Hart Township is a township in Winona County, Minnesota, United States. The population was 357 at the 2010 census.

==History==
Hart Township was organized in 1858.

==Geography==
According to the United States Census Bureau, the township has a total area of 35.6 sqmi, all land.

==Demographics==
As of the census of 2000, there were 301 people, 109 households, and 89 families residing in the township. The population density was 8.5 PD/sqmi. There were 116 housing units at an average density of 3.3 /sqmi. The racial makeup of the township was 99.34% White, 0.33% Native American, 0.33% from other races. Hispanic or Latino of any race were 1.00% of the population.

There were 109 households, out of which 39.4% had children under the age of 18 living with them, 75.2% were married couples living together, 2.8% had a female householder with no husband present, and 18.3% were non-families. 14.7% of all households were made up of individuals, and 9.2% had someone living alone who was 65 years of age or older. The average household size was 2.76 and the average family size was 3.11.

In the township the population was spread out, with 25.2% under the age of 18, 7.0% from 18 to 24, 28.9% from 25 to 44, 24.3% from 45 to 64, and 14.6% who were 65 years of age or older. The median age was 39 years. For every 100 females, there were 103.4 males. For every 100 females age 18 and over, there were 112.3 males.

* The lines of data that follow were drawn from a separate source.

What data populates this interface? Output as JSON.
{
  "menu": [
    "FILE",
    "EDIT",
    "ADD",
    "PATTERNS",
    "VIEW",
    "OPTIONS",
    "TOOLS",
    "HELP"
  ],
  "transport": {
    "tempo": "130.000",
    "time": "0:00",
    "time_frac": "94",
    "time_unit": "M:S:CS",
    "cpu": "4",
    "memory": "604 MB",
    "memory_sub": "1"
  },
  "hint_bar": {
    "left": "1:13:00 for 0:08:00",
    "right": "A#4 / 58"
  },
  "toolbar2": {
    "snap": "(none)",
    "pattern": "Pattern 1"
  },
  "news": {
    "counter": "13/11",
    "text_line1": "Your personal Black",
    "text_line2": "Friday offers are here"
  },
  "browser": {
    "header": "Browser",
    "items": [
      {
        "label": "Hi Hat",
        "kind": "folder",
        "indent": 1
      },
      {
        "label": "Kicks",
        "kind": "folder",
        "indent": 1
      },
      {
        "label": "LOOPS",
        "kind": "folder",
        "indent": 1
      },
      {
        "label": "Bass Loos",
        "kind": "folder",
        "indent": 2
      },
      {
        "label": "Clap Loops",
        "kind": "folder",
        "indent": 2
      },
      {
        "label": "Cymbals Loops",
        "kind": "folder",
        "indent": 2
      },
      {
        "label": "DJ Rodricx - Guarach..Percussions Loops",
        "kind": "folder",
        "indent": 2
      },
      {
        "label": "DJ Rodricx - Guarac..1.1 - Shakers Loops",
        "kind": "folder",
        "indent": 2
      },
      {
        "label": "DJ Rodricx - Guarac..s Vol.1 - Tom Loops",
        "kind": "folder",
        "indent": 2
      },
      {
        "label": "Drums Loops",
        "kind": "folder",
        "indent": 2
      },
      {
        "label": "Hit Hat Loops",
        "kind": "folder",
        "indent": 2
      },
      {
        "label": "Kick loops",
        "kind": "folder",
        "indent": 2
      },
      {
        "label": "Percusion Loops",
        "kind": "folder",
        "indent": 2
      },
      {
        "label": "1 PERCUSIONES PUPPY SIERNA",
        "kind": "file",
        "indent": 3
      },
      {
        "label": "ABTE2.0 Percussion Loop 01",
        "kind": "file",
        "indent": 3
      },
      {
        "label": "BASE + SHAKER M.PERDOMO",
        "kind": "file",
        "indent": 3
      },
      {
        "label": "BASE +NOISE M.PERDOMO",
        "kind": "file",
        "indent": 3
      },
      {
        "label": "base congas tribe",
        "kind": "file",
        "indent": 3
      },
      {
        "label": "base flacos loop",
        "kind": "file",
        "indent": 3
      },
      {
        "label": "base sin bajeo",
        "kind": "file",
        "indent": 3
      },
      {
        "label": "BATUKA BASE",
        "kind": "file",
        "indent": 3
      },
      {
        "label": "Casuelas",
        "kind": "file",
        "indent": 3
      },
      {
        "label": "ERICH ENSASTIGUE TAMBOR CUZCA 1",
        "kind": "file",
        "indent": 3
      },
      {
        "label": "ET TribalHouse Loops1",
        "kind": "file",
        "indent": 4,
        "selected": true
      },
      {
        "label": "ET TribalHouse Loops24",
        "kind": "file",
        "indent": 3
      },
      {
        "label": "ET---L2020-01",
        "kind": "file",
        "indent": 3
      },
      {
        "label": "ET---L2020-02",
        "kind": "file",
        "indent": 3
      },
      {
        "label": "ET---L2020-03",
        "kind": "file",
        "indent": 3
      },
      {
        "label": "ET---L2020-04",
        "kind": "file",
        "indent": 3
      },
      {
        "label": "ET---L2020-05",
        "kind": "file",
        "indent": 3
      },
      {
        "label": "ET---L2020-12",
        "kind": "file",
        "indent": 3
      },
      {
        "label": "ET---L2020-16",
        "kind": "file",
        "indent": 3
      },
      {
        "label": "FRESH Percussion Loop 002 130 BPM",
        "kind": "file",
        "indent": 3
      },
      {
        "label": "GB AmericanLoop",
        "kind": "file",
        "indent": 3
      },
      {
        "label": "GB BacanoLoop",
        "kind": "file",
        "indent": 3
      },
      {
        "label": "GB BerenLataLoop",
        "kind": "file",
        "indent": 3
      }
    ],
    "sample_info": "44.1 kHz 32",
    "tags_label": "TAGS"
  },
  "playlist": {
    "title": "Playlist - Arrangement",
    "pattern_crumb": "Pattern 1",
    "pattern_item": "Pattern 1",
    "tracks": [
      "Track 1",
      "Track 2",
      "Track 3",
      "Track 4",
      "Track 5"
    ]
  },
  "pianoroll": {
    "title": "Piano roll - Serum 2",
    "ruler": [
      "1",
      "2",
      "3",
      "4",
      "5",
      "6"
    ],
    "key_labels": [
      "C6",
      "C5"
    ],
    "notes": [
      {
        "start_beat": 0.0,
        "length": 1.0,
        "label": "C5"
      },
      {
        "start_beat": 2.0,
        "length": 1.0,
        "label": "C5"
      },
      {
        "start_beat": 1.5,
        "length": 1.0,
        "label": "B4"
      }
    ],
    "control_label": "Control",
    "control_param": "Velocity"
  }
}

The median income for a household in the township was $41,250, and the median income for a family was $47,625. Males had a median income of $29,583 versus $16,346 for females. The per capita income for the township was $17,258. About 2.4% of families and 4.7% of the population were below the poverty line, including 5.6% of those under the age of eighteen and 2.1% of those 65 or over.